The MAP US study is a randomized, double-blind, placebo-controlled first Phase III study evaluating the safety and efficacy of RHB-104 in subjects with moderately to severely active Crohn’s disease (defined as Crohn’s Disease Active Index (CDAI) between 220 and 450). The primary endpoint of the MAP US study is disease remission, defined as a reduction in CDAI to less than 150 at week 26. The study enrolled 331 patients across approximately 150 clinical sites in the U.S., Canada, Europe, Israel, Australia and New Zealand.
Two pre-planned independent Data and Safety Monitoring Board (DSMB) meetings have been held to review data from the MAP US study, in which unanimous recommendations were given to continue the study without any changes to the protocol, investigator’s brochure, study conduct or informed consent form. At the first DSMB meeting, held in December 2016, safety data from the study was reviewed. At the second DSMB meeting, held in July 2017, safety and efficacy data from the first 222 subjects who had completed week 26 assessments of the study was reviewed.

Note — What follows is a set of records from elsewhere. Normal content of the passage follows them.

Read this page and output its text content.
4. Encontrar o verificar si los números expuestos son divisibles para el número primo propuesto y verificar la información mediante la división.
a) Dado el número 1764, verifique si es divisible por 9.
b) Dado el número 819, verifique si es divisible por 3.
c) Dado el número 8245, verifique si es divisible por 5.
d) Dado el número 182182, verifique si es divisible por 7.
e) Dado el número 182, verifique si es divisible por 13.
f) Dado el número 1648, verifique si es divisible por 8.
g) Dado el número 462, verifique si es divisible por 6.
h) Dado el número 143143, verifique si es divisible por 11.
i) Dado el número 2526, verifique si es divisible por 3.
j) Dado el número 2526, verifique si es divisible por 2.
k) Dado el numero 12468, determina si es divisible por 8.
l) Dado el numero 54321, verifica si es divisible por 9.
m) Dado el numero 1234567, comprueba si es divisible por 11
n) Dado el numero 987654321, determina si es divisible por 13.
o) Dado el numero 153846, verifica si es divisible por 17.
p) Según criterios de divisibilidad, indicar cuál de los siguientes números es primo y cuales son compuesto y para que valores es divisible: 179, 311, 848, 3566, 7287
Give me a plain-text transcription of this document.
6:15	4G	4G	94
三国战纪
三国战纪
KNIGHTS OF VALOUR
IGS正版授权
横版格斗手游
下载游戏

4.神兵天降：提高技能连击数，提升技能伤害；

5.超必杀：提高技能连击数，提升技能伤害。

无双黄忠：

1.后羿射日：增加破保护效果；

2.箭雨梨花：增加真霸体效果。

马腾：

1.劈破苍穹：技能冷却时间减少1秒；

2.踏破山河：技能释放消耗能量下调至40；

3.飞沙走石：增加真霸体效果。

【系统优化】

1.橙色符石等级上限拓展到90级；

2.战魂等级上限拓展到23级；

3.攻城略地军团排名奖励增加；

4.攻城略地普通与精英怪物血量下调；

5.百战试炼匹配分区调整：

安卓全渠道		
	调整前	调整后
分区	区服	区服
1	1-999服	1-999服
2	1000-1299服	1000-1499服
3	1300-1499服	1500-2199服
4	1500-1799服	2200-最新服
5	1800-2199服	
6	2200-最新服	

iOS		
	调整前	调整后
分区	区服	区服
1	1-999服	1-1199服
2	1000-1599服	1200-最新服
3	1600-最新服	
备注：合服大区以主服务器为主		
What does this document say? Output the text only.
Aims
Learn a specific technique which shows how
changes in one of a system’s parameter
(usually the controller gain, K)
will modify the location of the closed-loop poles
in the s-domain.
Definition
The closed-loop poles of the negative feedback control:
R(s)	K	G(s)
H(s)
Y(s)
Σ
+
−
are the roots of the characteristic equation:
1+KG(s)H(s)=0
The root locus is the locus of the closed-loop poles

In addition, an open-label extension Phase III study (the MAP US2 study) continues to evaluate the safety and efficacy of RHB-104 in subjects who remain with active Crohn’s disease (CDAI ≥ 150) after 26 weeks of blinded study therapy in the ongoing Phase III MAP US study. These subjects have the opportunity to receive treatment with RHB-104 for a 52-week period in the open-label MAP US2 extension study. The data collected in the MAP US2 study will be supplemental to the MAP US study data. The MAP US2 study’s primary endpoint is disease remission at week 16, defined as CDAI of less than 150. The MAP US2 study is planned to enroll approximately 50-70 subjects in the U.S., Canada, Europe, Israel and New Zealand. Additional open-label studies with RHB-104 for Crohn’s disease are being planned to generate further supportive clinical data for potential future marketing applications.
Additional clinical studies are likely to be required to support a U.S. New Drug Application (NDA) for RHB-104. If the MAP US study results are positive, RedHill will meet with the U.S. Food and Drug Administration (FDA) and key opinion leaders to present the data package and discuss the preferred development path.
The worldwide sales of Crohn’s disease therapies exceeded $7.6 billion in 2016(1).
In addition to the ongoing Phase III studies with RHB-104 for Crohn’s disease, RedHill plans, subject to regulatory approvals, to initiate a pivotal Phase III study with RHB-104 for the treatment of nontuberculous mycobacteria (NTM) infections in the U.S. in the first half of 2018. RHB-104 was granted Qualified Infectious Disease Product (QIDP) status by the FDA for the treatment of NTM infections. QIDP designation allows for Fast-Track development status, Priority Review of an NDA, if filed, and an additional five years of U.S. market exclusivity on top of the standard exclusivity period or Orphan Designation exclusivity period, as applicable, for a total U.S. market exclusivity of 8-12 years.
The clinical studies with RHB-104 are registered on www.ClinicalTrials.gov, a web-based service of the U.S. National Institute of Health, which provides access to information on publicly and privately-supported clinical studies.